Relocating to New York, a political and cultural epicenter, Makeba debuted at the famous Village Vanguard, and was then befriended by Harry Belafonte -- himself a civil rights icon as well as a singing sensation -- who used his own influence to propel Makeba’s career. Along with other left-leaning stars such as Marlon Brando, Makeba was befriended by show biz’s progressive wing. Around the same time Makeba became the songbird darling of the leaders of the newly independent African states, such as Tanzania’s Julius Nyerere.

As the Black liberation movement in the U.S. intensified and moved from nonviolent protest to its more militant phase, Miriam met, and rather amazingly, married the firebrand activist Stokely Carmichael, who had coined the phrase “Black Power.” Kaurismäki rather cleverly cuts a sequence that goes back and forth from a rabblerousing Carmichael speech to Makeba singing a defiant sounding song. In fact, she performs the latter via a form of scatting, making sounds by rhythmically breathing heavily into the microphone while accompanied by her backup band. (Makeba was also known for incorporating words and letters from her Xhosa indigenous tongue -- which Westerners call “clicking” -- into her songs.)

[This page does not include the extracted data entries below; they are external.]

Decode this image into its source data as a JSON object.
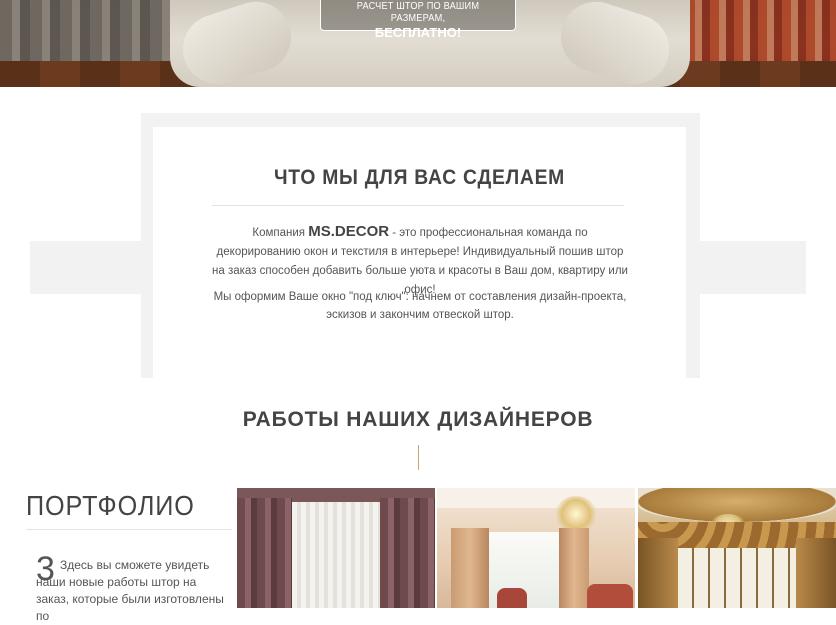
{
  "hero": {
    "cta_line1": "РАСЧЕТ ШТОР ПО ВАШИМ РАЗМЕРАМ,",
    "cta_line2": "БЕСПЛАТНО!"
  },
  "about": {
    "title": "ЧТО МЫ ДЛЯ ВАС СДЕЛАЕМ",
    "p1_prefix": "Компания ",
    "brand": "MS.DECOR",
    "p1_suffix": " - это профессиональная команда по декорированию окон и текстиля в интерьере! Индивидуальный пошив штор на заказ способен добавить больше уюта и красоты в Ваш дом, квартиру или офис!",
    "p2": "Мы оформим Ваше окно \"под ключ\": начнем от составления дизайн-проекта, эскизов и закончим отвеской штор."
  },
  "works": {
    "title": "РАБОТЫ НАШИХ ДИЗАЙНЕРОВ"
  },
  "portfolio": {
    "title": "ПОРТФОЛИО",
    "number": "3",
    "text": "Здесь вы сможете увидеть наши новые работы штор на заказ, которые были изготовлены по"
  },
  "colors": {
    "heading": "#444444",
    "body_text": "#555555",
    "accent": "#c7a574",
    "panel_bg": "#f2f2f2"
  }
}
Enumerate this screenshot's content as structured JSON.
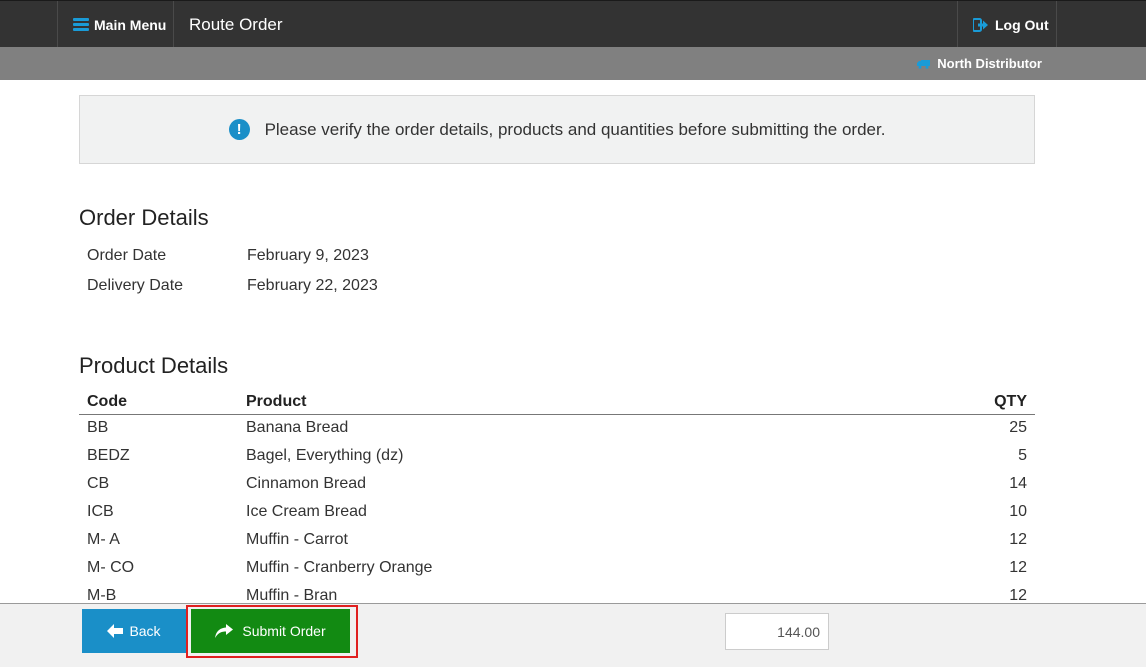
{
  "header": {
    "menu_label": "Main Menu",
    "page_title": "Route Order",
    "logout_label": "Log Out"
  },
  "subheader": {
    "distributor": "North Distributor"
  },
  "alert": {
    "message": "Please verify the order details, products and quantities before submitting the order."
  },
  "order_details": {
    "heading": "Order Details",
    "order_date_label": "Order Date",
    "order_date": "February 9, 2023",
    "delivery_date_label": "Delivery Date",
    "delivery_date": "February 22, 2023"
  },
  "product_details": {
    "heading": "Product Details",
    "columns": {
      "code": "Code",
      "product": "Product",
      "qty": "QTY"
    },
    "rows": [
      {
        "code": "BB",
        "product": "Banana Bread",
        "qty": "25"
      },
      {
        "code": "BEDZ",
        "product": "Bagel, Everything (dz)",
        "qty": "5"
      },
      {
        "code": "CB",
        "product": "Cinnamon Bread",
        "qty": "14"
      },
      {
        "code": "ICB",
        "product": "Ice Cream Bread",
        "qty": "10"
      },
      {
        "code": "M- A",
        "product": "Muffin - Carrot",
        "qty": "12"
      },
      {
        "code": "M- CO",
        "product": "Muffin - Cranberry Orange",
        "qty": "12"
      },
      {
        "code": "M-B",
        "product": "Muffin - Bran",
        "qty": "12"
      }
    ]
  },
  "footer": {
    "back_label": "Back",
    "submit_label": "Submit Order",
    "total": "144.00"
  },
  "colors": {
    "topbar": "#333333",
    "subbar": "#808080",
    "accent_blue": "#1a8fc8",
    "submit_green": "#128a12",
    "highlight_red": "#e02020"
  }
}
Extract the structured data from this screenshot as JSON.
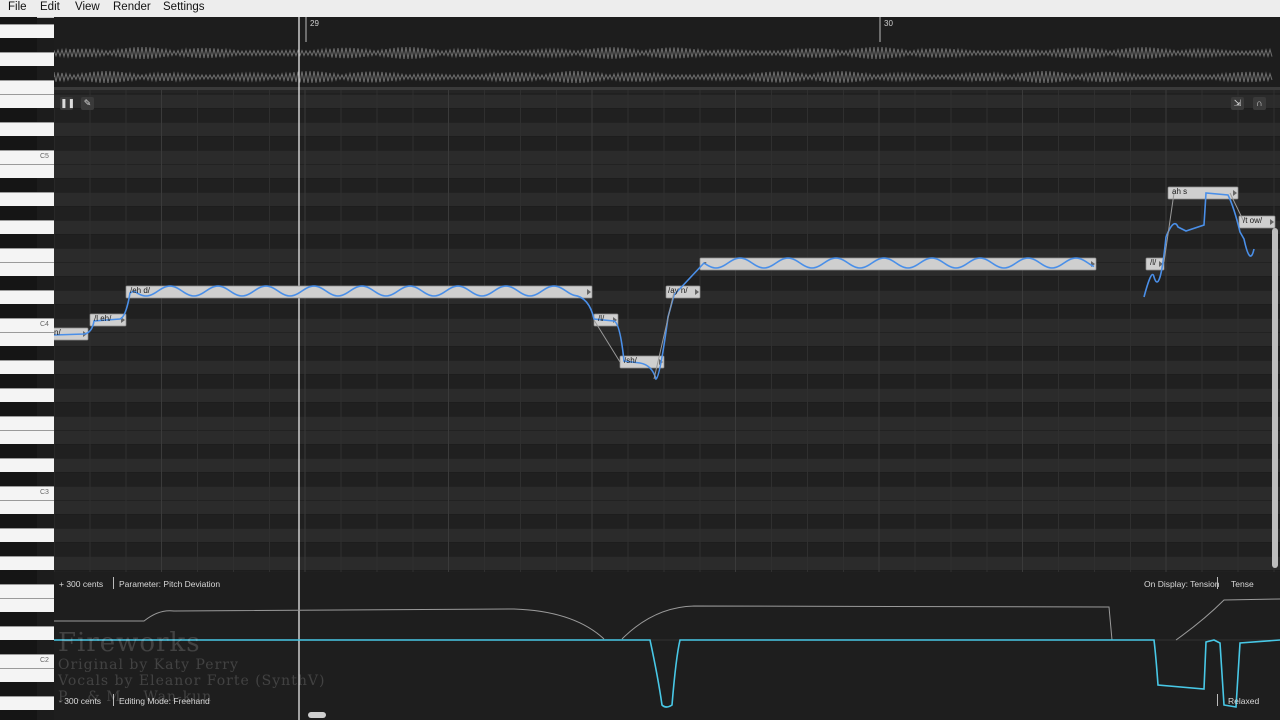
{
  "menu": [
    "File",
    "Edit",
    "View",
    "Render",
    "Settings"
  ],
  "ruler": {
    "marks": [
      "29",
      "30"
    ]
  },
  "octave_labels": [
    "C5",
    "C4",
    "C3",
    "C2"
  ],
  "notes": [
    {
      "lyric": "n/"
    },
    {
      "lyric": "/l eh/"
    },
    {
      "lyric": "/eh d/"
    },
    {
      "lyric": "/l/"
    },
    {
      "lyric": "/sh/"
    },
    {
      "lyric": "/ay n/"
    },
    {
      "lyric": "-"
    },
    {
      "lyric": "/l/"
    },
    {
      "lyric": "ah s"
    },
    {
      "lyric": "/t ow/"
    }
  ],
  "toolbar": {
    "left_buttons": [
      "pause-icon",
      "pencil-icon"
    ],
    "right_buttons": [
      "collapse-icon",
      "arch-icon"
    ]
  },
  "param_panel": {
    "top_range": "+ 300 cents",
    "parameter": "Parameter: Pitch Deviation",
    "on_display": "On Display: Tension",
    "tense": "Tense",
    "bottom_range": "- 300 cents",
    "editing_mode": "Editing Mode: Freehand",
    "relaxed": "Relaxed"
  },
  "credits": {
    "title": "Fireworks",
    "original": "Original by Katy Perry",
    "vocals": "Vocals by Eleanor Forte (SynthV)",
    "tuning": "P... & M... Wan-kun"
  },
  "colors": {
    "pitch_curve": "#4a8fe8",
    "param_curve": "#48c8e6",
    "note_fill": "#cfcfcf"
  }
}
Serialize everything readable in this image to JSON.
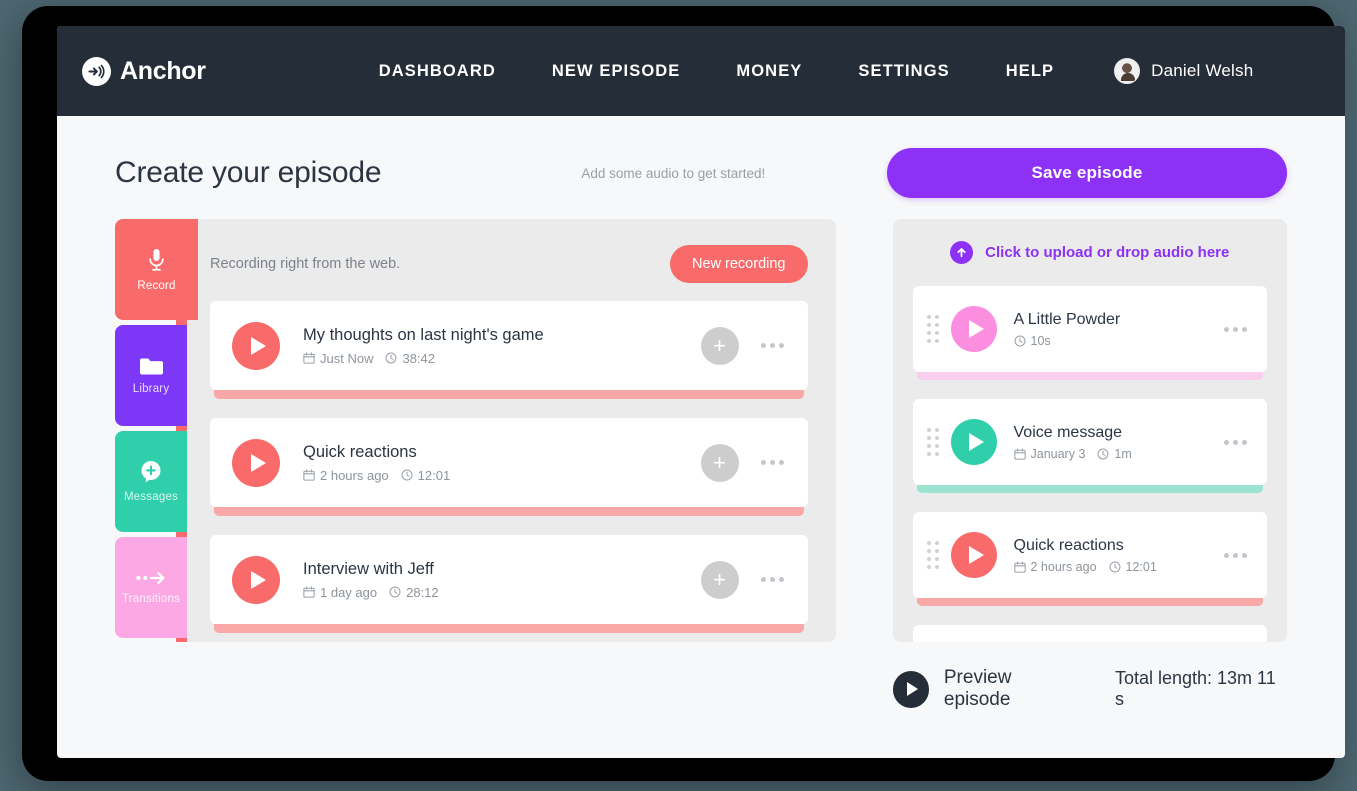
{
  "nav": {
    "brand": "Anchor",
    "brand_icon": "anchor-logo-icon",
    "links": [
      "DASHBOARD",
      "NEW EPISODE",
      "MONEY",
      "SETTINGS",
      "HELP"
    ],
    "user_name": "Daniel Welsh",
    "avatar_icon": "user-avatar"
  },
  "page": {
    "title": "Create your episode",
    "hint": "Add some audio to get started!",
    "save_label": "Save episode",
    "save_color": "#8c31f5"
  },
  "tabs": [
    {
      "label": "Record",
      "icon": "microphone-icon",
      "color": "#f96a6a",
      "active": true
    },
    {
      "label": "Library",
      "icon": "folder-icon",
      "color": "#7d37f7",
      "active": false
    },
    {
      "label": "Messages",
      "icon": "message-plus-icon",
      "color": "#2fcfab",
      "active": false
    },
    {
      "label": "Transitions",
      "icon": "arrow-right-icon",
      "color": "#fba8e4",
      "active": false
    }
  ],
  "recordings_panel": {
    "heading": "Recording right from the web.",
    "new_recording_label": "New recording",
    "accent_color": "#f96a6a",
    "items": [
      {
        "title": "My thoughts on last night's game",
        "date": "Just Now",
        "duration": "38:42",
        "color": "#f96a6a",
        "bar": "#f9a8a8",
        "add_label": "+"
      },
      {
        "title": "Quick reactions",
        "date": "2 hours ago",
        "duration": "12:01",
        "color": "#f96a6a",
        "bar": "#f9a8a8",
        "add_label": "+"
      },
      {
        "title": "Interview with Jeff",
        "date": "1 day ago",
        "duration": "28:12",
        "color": "#f96a6a",
        "bar": "#f9a8a8",
        "add_label": "+"
      }
    ]
  },
  "episode_panel": {
    "upload_label": "Click to upload or drop audio here",
    "upload_icon": "upload-arrow-icon",
    "upload_color": "#8c31f5",
    "items": [
      {
        "title": "A Little Powder",
        "date": "",
        "duration": "10s",
        "color": "#fb8ede",
        "bar": "#fbcdee"
      },
      {
        "title": "Voice message",
        "date": "January 3",
        "duration": "1m",
        "color": "#2fcfab",
        "bar": "#9ce3d2"
      },
      {
        "title": "Quick reactions",
        "date": "2 hours ago",
        "duration": "12:01",
        "color": "#f96a6a",
        "bar": "#f9a8a8"
      }
    ]
  },
  "footer": {
    "preview_label": "Preview episode",
    "preview_icon": "play-icon",
    "total_length": "Total length: 13m 11 s"
  }
}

Mama Africa takes us on a fascinating odyssey to Guinea, where Carmichael and Makeba lived in exile -- he, from racist, segregationist America and she from apartheid South Africa – for much of their 10-year marriage. The film presents a fascinating glimpse into their life abroad and takes us to the home they shared in the so-called “Dark Continent.” Unfortunately, their divorce and the coup that ousted the leftist government that had provided the revolutionary couple with sanctuary are only indicated or mentioned in passing.

Kaurismäki uses typical nonfiction techniques, such as original interviews with talking heads (including ex-husband Hugh Masekela, other musical collaborators, relatives), news clips and other archival movie material. But in addition to the uplifting presence of Makeba herself, what really enlivens Mama Africa is the extensive footage of Makeba performing and strutting her stuff, at concerts, on TV, etc. And once Nelson Mandela is freed from prison, Makeba becomes a daughter for the return home, ending her forced exile from her South African homeland. Retracing the epic footsteps of Miriam Makeba, Mama Africa takes us from tragedy to triumph – and what a thrilling ride it is.